ITコストを下げるのは、経営幹部しかできない

 業務担当者も、ITエンジニアも、別にコストを高くしようと思っているわけではありません。自らのミッションに忠実なだけです。
 でもそれが、ITコストを押し上げる力学になってしまう。切ないですよね。
この状況を打破するには、経営サイドからの強い関与が必要です。

 ただし、現場からの報告を見て「もっと下げなさい」と命じたところで、「これは必要な金額です」と言い返されるだけです。

 もっと踏み込んで、業務部門に対しては「この機能がなくて、一見この部門の業務効率が落ちたとしても、全体としてはメリットがあるので我慢して欲しい。その代わりに担当者を1人増やすから」などと経営視点を説明します。

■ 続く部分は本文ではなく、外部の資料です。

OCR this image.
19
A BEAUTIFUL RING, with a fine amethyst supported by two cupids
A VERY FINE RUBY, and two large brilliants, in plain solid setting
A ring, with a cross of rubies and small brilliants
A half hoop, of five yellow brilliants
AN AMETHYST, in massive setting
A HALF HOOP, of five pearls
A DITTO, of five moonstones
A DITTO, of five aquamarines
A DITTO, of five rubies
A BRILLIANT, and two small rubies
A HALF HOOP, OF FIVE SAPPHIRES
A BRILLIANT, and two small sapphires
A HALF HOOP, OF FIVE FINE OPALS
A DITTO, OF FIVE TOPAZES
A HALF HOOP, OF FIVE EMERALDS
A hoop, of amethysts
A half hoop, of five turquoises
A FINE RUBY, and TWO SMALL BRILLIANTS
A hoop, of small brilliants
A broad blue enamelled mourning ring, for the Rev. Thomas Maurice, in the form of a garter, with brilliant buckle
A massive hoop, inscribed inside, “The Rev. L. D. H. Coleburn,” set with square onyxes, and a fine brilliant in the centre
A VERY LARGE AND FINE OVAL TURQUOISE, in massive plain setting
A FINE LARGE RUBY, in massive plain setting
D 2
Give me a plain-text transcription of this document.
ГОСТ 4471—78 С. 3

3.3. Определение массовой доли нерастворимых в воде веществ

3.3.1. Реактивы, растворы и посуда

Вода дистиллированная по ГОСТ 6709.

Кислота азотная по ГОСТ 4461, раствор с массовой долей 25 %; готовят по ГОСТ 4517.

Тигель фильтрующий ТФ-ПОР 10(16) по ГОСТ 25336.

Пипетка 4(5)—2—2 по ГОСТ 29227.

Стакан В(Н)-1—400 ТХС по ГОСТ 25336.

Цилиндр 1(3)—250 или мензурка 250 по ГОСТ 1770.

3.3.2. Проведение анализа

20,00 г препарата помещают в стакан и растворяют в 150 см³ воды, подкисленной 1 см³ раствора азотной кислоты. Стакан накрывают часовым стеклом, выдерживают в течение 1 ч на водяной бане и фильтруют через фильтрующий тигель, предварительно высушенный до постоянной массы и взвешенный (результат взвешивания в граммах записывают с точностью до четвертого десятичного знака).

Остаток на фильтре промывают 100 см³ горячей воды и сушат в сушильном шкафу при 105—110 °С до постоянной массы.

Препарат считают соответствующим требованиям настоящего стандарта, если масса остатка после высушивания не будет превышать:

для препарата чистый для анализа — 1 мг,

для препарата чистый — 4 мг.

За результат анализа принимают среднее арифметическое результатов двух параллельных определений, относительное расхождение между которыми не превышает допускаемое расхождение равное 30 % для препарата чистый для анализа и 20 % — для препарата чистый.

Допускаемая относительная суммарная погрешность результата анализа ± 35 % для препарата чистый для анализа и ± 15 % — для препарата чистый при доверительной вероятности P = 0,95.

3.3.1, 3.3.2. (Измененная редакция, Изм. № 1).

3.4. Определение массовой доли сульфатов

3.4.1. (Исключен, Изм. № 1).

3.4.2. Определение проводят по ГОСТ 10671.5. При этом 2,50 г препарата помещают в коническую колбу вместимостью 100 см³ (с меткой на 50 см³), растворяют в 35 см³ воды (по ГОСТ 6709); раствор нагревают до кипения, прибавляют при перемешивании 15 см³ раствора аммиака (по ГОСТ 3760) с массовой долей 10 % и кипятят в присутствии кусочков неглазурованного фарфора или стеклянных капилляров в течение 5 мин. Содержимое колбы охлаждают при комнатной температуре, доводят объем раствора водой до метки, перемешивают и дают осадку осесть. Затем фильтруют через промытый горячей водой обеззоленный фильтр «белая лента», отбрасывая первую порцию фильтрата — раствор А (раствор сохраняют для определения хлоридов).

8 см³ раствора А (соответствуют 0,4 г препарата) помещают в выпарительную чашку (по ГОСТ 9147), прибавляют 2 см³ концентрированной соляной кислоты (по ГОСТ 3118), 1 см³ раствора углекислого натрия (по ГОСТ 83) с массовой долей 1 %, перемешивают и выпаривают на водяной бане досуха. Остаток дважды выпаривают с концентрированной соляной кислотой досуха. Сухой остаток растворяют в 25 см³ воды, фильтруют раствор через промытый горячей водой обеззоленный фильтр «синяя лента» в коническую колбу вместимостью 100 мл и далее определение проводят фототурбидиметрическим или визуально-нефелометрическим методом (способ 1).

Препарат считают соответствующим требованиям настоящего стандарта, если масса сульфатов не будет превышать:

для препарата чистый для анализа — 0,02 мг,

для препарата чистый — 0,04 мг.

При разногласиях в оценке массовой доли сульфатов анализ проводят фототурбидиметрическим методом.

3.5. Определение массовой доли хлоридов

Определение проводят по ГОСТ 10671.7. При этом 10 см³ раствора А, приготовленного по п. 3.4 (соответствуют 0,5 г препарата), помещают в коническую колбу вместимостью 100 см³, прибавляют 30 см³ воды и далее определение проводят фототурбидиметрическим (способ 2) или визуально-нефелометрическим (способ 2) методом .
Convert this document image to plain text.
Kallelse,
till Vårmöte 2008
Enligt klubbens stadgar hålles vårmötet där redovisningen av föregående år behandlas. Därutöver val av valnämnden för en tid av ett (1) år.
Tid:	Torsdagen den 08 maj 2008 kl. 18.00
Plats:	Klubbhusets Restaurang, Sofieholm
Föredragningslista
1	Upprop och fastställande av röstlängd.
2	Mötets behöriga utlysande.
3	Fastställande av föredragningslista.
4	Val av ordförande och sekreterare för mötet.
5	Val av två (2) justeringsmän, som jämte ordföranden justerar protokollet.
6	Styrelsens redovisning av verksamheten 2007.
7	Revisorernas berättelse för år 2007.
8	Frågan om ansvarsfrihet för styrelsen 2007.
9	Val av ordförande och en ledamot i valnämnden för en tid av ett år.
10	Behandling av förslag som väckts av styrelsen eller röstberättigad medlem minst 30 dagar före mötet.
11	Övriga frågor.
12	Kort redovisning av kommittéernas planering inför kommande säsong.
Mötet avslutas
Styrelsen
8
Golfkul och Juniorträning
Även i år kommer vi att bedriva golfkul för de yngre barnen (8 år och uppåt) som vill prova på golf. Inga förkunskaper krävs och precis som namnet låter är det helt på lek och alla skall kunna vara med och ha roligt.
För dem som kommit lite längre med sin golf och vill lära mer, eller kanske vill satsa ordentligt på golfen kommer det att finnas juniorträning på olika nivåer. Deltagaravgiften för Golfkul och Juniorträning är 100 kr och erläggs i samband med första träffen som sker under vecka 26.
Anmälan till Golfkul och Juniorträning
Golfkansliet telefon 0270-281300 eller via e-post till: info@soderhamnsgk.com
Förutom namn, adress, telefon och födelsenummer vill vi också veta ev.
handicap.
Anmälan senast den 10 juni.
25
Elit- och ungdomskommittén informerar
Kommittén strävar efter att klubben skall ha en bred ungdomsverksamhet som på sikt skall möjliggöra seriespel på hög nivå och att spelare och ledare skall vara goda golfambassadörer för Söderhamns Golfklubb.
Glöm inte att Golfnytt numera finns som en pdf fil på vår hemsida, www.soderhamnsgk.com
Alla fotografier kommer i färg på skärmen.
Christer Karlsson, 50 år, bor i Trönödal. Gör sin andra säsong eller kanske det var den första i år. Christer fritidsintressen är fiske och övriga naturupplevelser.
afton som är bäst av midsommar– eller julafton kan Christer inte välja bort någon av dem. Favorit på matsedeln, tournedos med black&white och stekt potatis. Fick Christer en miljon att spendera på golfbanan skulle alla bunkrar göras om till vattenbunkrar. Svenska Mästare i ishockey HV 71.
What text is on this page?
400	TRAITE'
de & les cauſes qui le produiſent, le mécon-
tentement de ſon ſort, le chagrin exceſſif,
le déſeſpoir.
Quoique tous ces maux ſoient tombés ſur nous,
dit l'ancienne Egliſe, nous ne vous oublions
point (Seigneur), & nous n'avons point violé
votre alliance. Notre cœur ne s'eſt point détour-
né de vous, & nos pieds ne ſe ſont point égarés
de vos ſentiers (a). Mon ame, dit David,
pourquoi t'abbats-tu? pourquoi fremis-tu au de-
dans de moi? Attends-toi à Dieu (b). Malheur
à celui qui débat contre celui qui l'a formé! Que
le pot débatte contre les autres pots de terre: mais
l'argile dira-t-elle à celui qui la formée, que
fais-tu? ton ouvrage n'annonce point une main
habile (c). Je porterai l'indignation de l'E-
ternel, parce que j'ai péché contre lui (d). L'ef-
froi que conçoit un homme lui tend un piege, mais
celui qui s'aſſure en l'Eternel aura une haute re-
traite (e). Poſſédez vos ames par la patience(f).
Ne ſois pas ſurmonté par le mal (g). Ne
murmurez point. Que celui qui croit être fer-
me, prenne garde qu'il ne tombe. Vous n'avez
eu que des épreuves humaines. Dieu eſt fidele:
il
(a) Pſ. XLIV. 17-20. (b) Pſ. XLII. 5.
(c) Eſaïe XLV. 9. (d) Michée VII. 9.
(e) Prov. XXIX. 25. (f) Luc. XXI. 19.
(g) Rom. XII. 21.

 IT部門に対しては、経営として目をつぶることのできるリスクは許容するので、過度に作り込んで費用をかけ過ぎないように、財布の紐を絞る牽制が必要となります。

「俺はわからんから、ユーザーの要望を十分聞きなさい」という言葉も、一見物わかりがいいように見えて、経営者としての役割放棄です。
よりお金がかかる方向へプロジェクトを導くことになるからです。

 あるプロジェクトでは、オーナーである役員が
「このプロジェクトでは夢を語らない。動くITを安く速く作れればいいんだ」
というセリフを、重要な意思決定ごとに、何度も何度も仰っていました。
 そうしないと、すぐに現場は費用がかかる方、かかる方に戻ってしまうからです。

 経営幹部が「ウチのITはカネばかりかかる」などと、他人事のように呟くことがいかにおかしいか、こうして見てくるとご理解いただけるでしょうか。

 わたしが『会社のITはエンジニアに任せるな!』という本を出したのは、
「任せっきりにせずに、ちゃんと関与しないと、どんどん高くなっちゃいますよ」という意味も込めているのです。